Besides the logarithmic transformation, there are several other transformations you can apply to skewed data to make it more normally distributed or manageable for analysis. Here are some common transformations:


**1. Square Root Transformation:**


This transformation can help reduce the skewness of moderately skewed data.


It is less aggressive than a log transformation and works well with positive values.


**2. Cube Root Transformation:**


The cube root transformation is another option for reducing skewness.


It can handle both positive and negative values, unlike the logarithmic transformation.


**3. Box-Cox Transformation:**


The Box-Cox transformation is a more flexible transformation that can be tuned by a parameter (lambda) to reduce skewness.


It requires all values to be positive and is often used to transform data closer to normality.


**4. Reciprocal Transformation:**


The reciprocal (or inverse) transformation is used when data is very positively skewed.


This transformation should be used carefully as it can overly compress larger values.


**5. Exponential Transformation:**


An exponential transformation, like raising the values to a power less than one (e.g., raising to 0.5 or 0.3), can also be used to transform data.


For heavily skewed data, this approach can moderate large values.


**Differences Between Transformation Methods and Choosing the Best One**


Data transformations adjust the distribution of skewed data.

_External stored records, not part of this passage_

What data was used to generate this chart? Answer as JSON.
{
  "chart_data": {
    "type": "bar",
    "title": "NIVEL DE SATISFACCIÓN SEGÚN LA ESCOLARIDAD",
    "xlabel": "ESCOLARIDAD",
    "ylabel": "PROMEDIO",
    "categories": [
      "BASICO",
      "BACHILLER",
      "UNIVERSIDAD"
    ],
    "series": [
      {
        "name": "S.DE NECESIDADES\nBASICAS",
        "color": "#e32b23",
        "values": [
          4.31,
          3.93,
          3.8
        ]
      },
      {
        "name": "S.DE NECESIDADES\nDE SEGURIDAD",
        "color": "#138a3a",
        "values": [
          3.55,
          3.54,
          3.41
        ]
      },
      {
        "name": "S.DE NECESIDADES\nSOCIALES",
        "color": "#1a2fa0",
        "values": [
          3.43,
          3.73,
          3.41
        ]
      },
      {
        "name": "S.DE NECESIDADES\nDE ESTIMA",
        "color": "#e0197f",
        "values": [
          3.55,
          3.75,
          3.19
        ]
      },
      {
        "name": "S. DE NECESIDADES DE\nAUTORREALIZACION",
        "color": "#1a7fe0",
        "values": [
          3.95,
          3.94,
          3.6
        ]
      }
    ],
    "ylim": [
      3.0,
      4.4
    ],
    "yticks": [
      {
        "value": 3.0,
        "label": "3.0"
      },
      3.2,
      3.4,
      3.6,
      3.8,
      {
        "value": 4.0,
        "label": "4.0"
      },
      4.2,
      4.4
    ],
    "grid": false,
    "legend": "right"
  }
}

Here’s an overview of common transformations and guidance on selecting the best one for your data:

**1. Logarithmic Transformation**

**Effect:** Reduces right skewness, compressing large values more.

**Use When:** Data is positively skewed with all positive values.

**Best For:** Data with a wide range of values, clustered at the lower end.


**2. Square Root Transformation**


**Effect:** Moderately reduces skewness by compressing larger values.

**Use When:** Data has moderate positive skewness.

**Best For:** Non-negative data needing a less aggressive transformation.


**3. Cube Root Transformation**


**Effect:** Handles both positive and negative values; gentler adjustment.

**Use When:** Data includes negatives or requires mild transformation.

**Best For:** Data with both positive and negative values or needing a softer adjustment.


**4. Box-Cox Transformation**

**Effect:** Adjusts data toward normality with a tunable parameter (lambda).

**Use When:** Data is strictly positive, aiming for normal distribution.

**Best For:** Cases requiring normality for parametric tests.

**5. Reciprocal Transformation**

**Effect:** Strongly compresses large values; can overly shrink data.


**Use When:** Data is highly skewed and all positive.


**Best For:** Extreme skewness requiring strong transformation.


**6. Exponential Transformation (Power Transformation)**


**Effect:** Uses fractional powers for milder adjustments than logs.


**Use When:** Data has moderate skewness and is non-negative.


**Best For:** Flexible, mild transformations without drastic changes.


**How to Choose the Best Transformation:**


**Visual Inspection:**

Use histograms, boxplots, or QQ plots to assess skewness.


**Statistical Tests:**

Use tests like Shapiro-Wilk or Anderson-Darling for normality.


**Try Multiple Transformations:**

Apply and visually inspect multiple transformations; use histograms or QQ plots to compare.

**Evaluate with Your Model:**

Test transformed data in your model and compare metrics like R-squared, MSE, or cross-validation scores.

**Check Distribution Characteristics:**

Evaluate mean, variance, skewness, and kurtosis of transformed data.
Context and Practicality:

Consider how interpretable and practical the transformed data is for your specific needs.